CQ WEEKLY – VANTAGE POINT
Jan. 21, 2012 – 11:38 a.m.

Second Look at Oversight Budget

Republicans drove much of the budget cutting in Congress last year, but three GOP senators are having second thoughts about a nearly 50 percent reduction in the budget for the inspector general at the Corporation for National and Community Service, which supports initiatives such as AmeriCorps and Senior Corps.


Story Photo
HINDSIGHT: Enzi, right, and other GOP senators asked Harkin, left, to restore an IG office’s budget. (TOM WILLIAMS / CQ ROLL CALL)
 

Earlier this month, Sens. Michael B. Enzi of Wyoming, Charles E. Grassley of Iowa and Susan Collins of Maine wrote to their Democratic colleague, Tom Harkin of Iowa, to ask that he work to restore the funding. Harkin chairs the Appropriations subcommittee that funds the corporation.

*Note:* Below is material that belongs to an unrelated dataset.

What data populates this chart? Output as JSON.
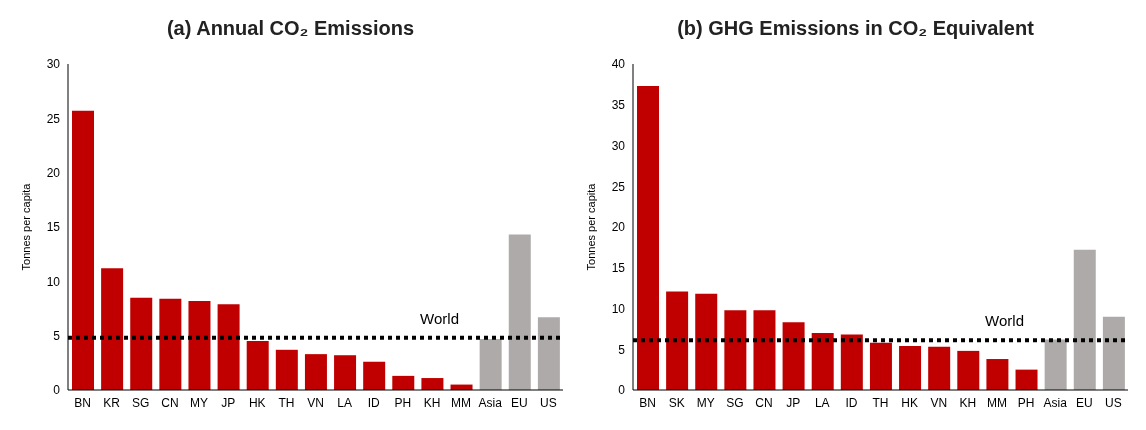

“We simply do not understand what motivated this cut, considering the demonstrated need for a robust Office of Inspector General,” they wrote.

Earlier this month, the corporation’s acting inspector general, Kenneth Bach, wrote to lawmakers to complain that the reduction in his budget in last month’s omnibus spending bill — from $7.7 million in fiscal 2011 to $4 million this year — would force him to lay off staff and postpone congressionally mandated audits and fraud investigations.

But Harkin thinks Enzi, Grassley and Collins would do better to talk to Republicans in the House. “There is no question where this funding cut originated,” says Harkin spokeswoman Kate Cyrul. “This was only one of many, many difficult cuts in the fiscal year 2012 omnibus appropriations bill that resulted from negotiations with House Republicans.” She says Harkin wanted to keep the office going, but it’s unlikely now that the law can be reopened.

The Senate bill made no changes in the inspector general’s budget; the House version proposed an appropriation, but only to pay for shutting the office down, while reducing the corporation’s entire budget by nearly 75 percent. The final version cut the overall corporation budget by 2 percent.

The office has been without an inspector general since June 2009, when the administration fired Gerald Walpin, saying he was incompetent and was behaving oddly.

Republicans in Congress, including Grassley, questioned whether the administration was actually trying to silence an effective watchdog. Grassley said he was concerned that Walpin was let go because he was investigating the alleged misuse of AmeriCorps money by a charity run by Sacramento Mayor Kevin Johnson, a Democrat.

Grassley says there were allegations that AmeriCorps grant money was used to have Johnson’s car washed and for political campaign work and that Walpin wanted Johnson to repay federal grant money that his charity could not account for.

Walpin sued for wrongful termination but was rebuffed earlier this month by a panel of judges at the U.S. Court of Appeals for the District of Columbia Circuit, who affirmed a previous district court decision. Walpin had argued that President Obama violated a 2008 law requiring the president to give Congress 30 days’ notice before removing an inspector general. The judges said Walpin had been given 30 days of pay in compliance with the law, even though he’d been placed on leave.

Obama named Jonathan Andrew Hatfield, a deputy inspector general at the Federal Election Commission, to replace Walpin in February 2010, but after waiting more than a year for confirmation, Hatfield withdrew his name. In November, Obama said he would nominate Deborah J. Jeffrey, a partner at the law firm Zuckerman Spaeder, for the post.